«Запуганный слюнтяй», — с отвращением подумал Реннтир. По старой воинской привычке он подчеркнуто громко щелкнул каблуками и вышел из кабинета, не сказав ни слова.

Возле учительской стояла группа преподавателей: Завидев Реннтира, они прекратили разговор и с любопытством смотрели на него.

«Уже знают, — отметил про себя Реннтир. — Наверное, эта старая карга всем растрепалась», — подумал он про школьного секретаря, пятидесятилетнюю Иду Фридман, вызвавшую его к телефону.

Сзади послышались шаги догонявшего человека. Это был Даниэль Зигфрид, молодой преподаватель физкультуры.

— Господин Реннтир, будьте уверены, вы не одиноки!

Испытание кровью

Роланд открыл окна своей клетушки. Она расположена в мансарде старого пятиэтажного дома.

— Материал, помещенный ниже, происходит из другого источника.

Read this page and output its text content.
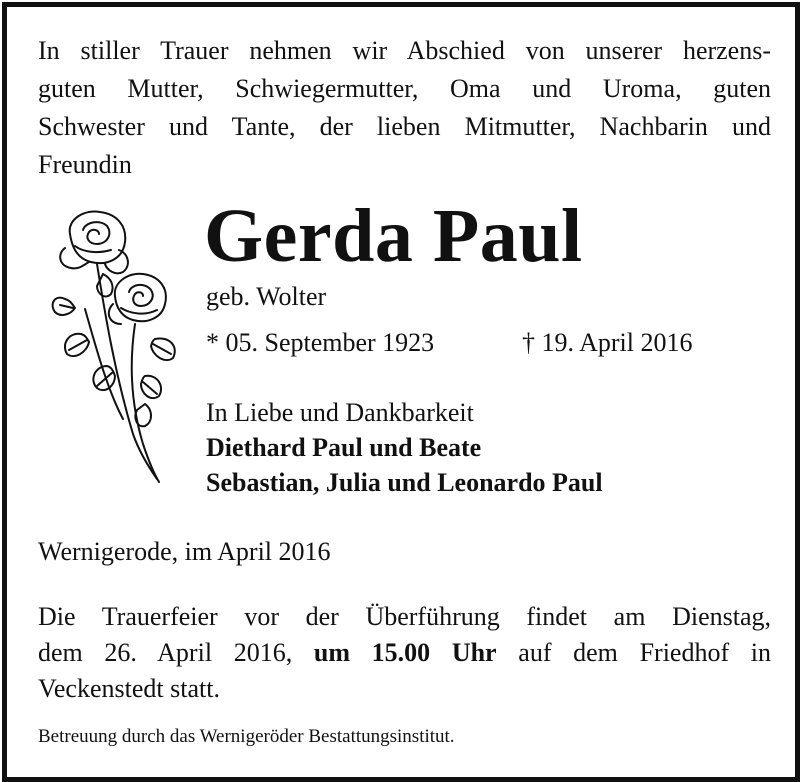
In stiller Trauer nehmen wir Abschied von unserer herzens-
guten Mutter, Schwiegermutter, Oma und Uroma, guten
Schwester und Tante, der lieben Mitmutter, Nachbarin und
Freundin
Gerda Paul
geb. Wolter
* 05. September 1923	† 19. April 2016
In Liebe und Dankbarkeit
Diethard Paul und Beate
Sebastian, Julia und Leonardo Paul
Wernigerode, im April 2016
Die Trauerfeier vor der Überführung findet am Dienstag,
dem 26. April 2016, um 15.00 Uhr auf dem Friedhof in
Veckenstedt statt.
Betreuung durch das Wernigeröder Bestattungsinstitut.
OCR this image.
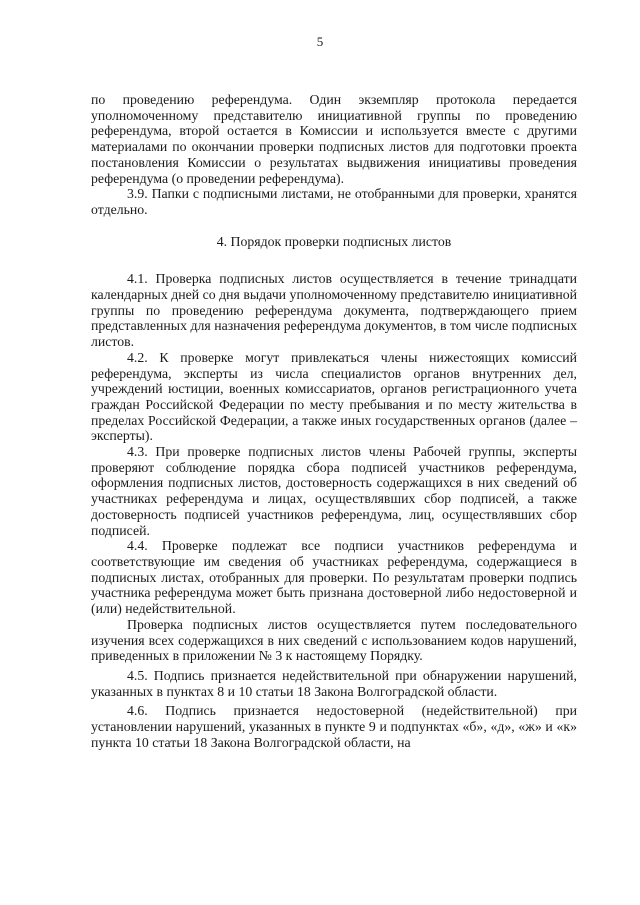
5

по проведению референдума. Один экземпляр протокола передается уполномоченному представителю инициативной группы по проведению референдума, второй остается в Комиссии и используется вместе с другими материалами по окончании проверки подписных листов для подготовки проекта постановления Комиссии о результатах выдвижения инициативы проведения референдума (о проведении референдума).

3.9. Папки с подписными листами, не отобранными для проверки, хранятся отдельно.

4. Порядок проверки подписных листов

4.1. Проверка подписных листов осуществляется в течение тринадцати календарных дней со дня выдачи уполномоченному представителю инициативной группы по проведению референдума документа, подтверждающего прием представленных для назначения референдума документов, в том числе подписных листов.

4.2. К проверке могут привлекаться члены нижестоящих комиссий референдума, эксперты из числа специалистов органов внутренних дел, учреждений юстиции, военных комиссариатов, органов регистрационного учета граждан Российской Федерации по месту пребывания и по месту жительства в пределах Российской Федерации, а также иных государственных органов (далее – эксперты).

4.3. При проверке подписных листов члены Рабочей группы, эксперты проверяют соблюдение порядка сбора подписей участников референдума, оформления подписных листов, достоверность содержащихся в них сведений об участниках референдума и лицах, осуществлявших сбор подписей, а также достоверность подписей участников референдума, лиц, осуществлявших сбор подписей.

4.4. Проверке подлежат все подписи участников референдума и соответствующие им сведения об участниках референдума, содержащиеся в подписных листах, отобранных для проверки. По результатам проверки подпись участника референдума может быть признана достоверной либо недостоверной и (или) недействительной.

Проверка подписных листов осуществляется путем последовательного изучения всех содержащихся в них сведений с использованием кодов нарушений, приведенных в приложении № 3 к настоящему Порядку.

4.5. Подпись признается недействительной при обнаружении нарушений, указанных в пунктах 8 и 10 статьи 18 Закона Волгоградской области.

4.6. Подпись признается недостоверной (недействительной) при установлении нарушений, указанных в пункте 9 и подпунктах «б», «д», «ж» и «к» пункта 10 статьи 18 Закона Волгоградской области, на
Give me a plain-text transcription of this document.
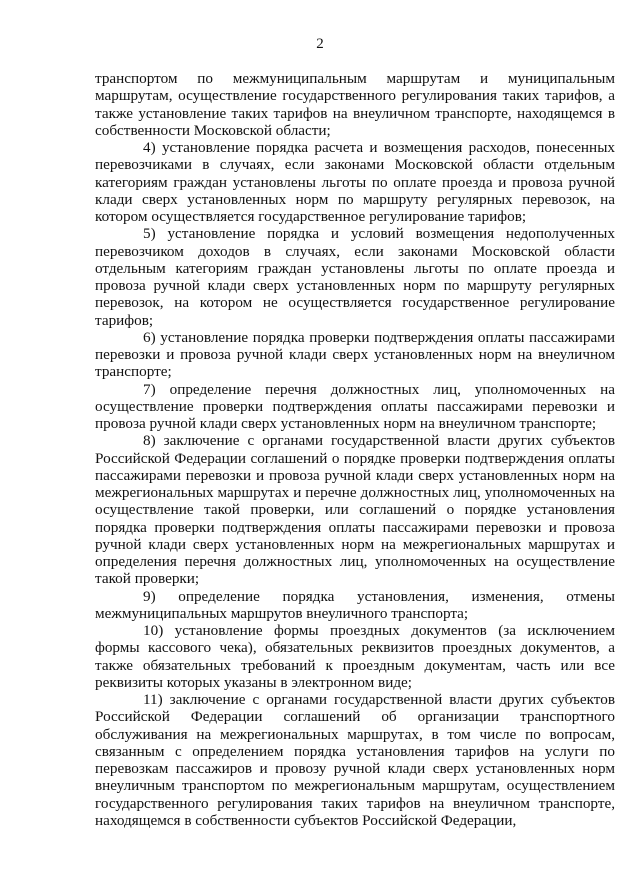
2

транспортом по межмуниципальным маршрутам и муниципальным маршрутам, осуществление государственного регулирования таких тарифов, а также установление таких тарифов на внеуличном транспорте, находящемся в собственности Московской области;

4) установление порядка расчета и возмещения расходов, понесенных перевозчиками в случаях, если законами Московской области отдельным категориям граждан установлены льготы по оплате проезда и провоза ручной клади сверх установленных норм по маршруту регулярных перевозок, на котором осуществляется государственное регулирование тарифов;

5) установление порядка и условий возмещения недополученных перевозчиком доходов в случаях, если законами Московской области отдельным категориям граждан установлены льготы по оплате проезда и провоза ручной клади сверх установленных норм по маршруту регулярных перевозок, на котором не осуществляется государственное регулирование тарифов;

6) установление порядка проверки подтверждения оплаты пассажирами перевозки и провоза ручной клади сверх установленных норм на внеуличном транспорте;

7) определение перечня должностных лиц, уполномоченных на осуществление проверки подтверждения оплаты пассажирами перевозки и провоза ручной клади сверх установленных норм на внеуличном транспорте;

8) заключение с органами государственной власти других субъектов Российской Федерации соглашений о порядке проверки подтверждения оплаты пассажирами перевозки и провоза ручной клади сверх установленных норм на межрегиональных маршрутах и перечне должностных лиц, уполномоченных на осуществление такой проверки, или соглашений о порядке установления порядка проверки подтверждения оплаты пассажирами перевозки и провоза ручной клади сверх установленных норм на межрегиональных маршрутах и определения перечня должностных лиц, уполномоченных на осуществление такой проверки;

9) определение порядка установления, изменения, отмены межмуниципальных маршрутов внеуличного транспорта;

10) установление формы проездных документов (за исключением формы кассового чека), обязательных реквизитов проездных документов, а также обязательных требований к проездным документам, часть или все реквизиты которых указаны в электронном виде;

11) заключение с органами государственной власти других субъектов Российской Федерации соглашений об организации транспортного обслуживания на межрегиональных маршрутах, в том числе по вопросам, связанным с определением порядка установления тарифов на услуги по перевозкам пассажиров и провозу ручной клади сверх установленных норм внеуличным транспортом по межрегиональным маршрутам, осуществлением государственного регулирования таких тарифов на внеуличном транспорте, находящемся в собственности субъектов Российской Федерации,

Здесь тесно. Шесть шагов в длину, четыре в ширину. Но это если все вынести из комнаты. А у него стол, полка с книгами во всю стену и кушетка, она же диван-кровать. Так что шагов получается гораздо меньше. Но Роланд доволен: за шестьдесят марок в месяц это не так уж дорого. Просто ему повезло, если еще учесть, что отсюда недалеко до университета.

Сегодня довольно холодно, но у него железное правило: каждый вечер основательно проветривать комнату.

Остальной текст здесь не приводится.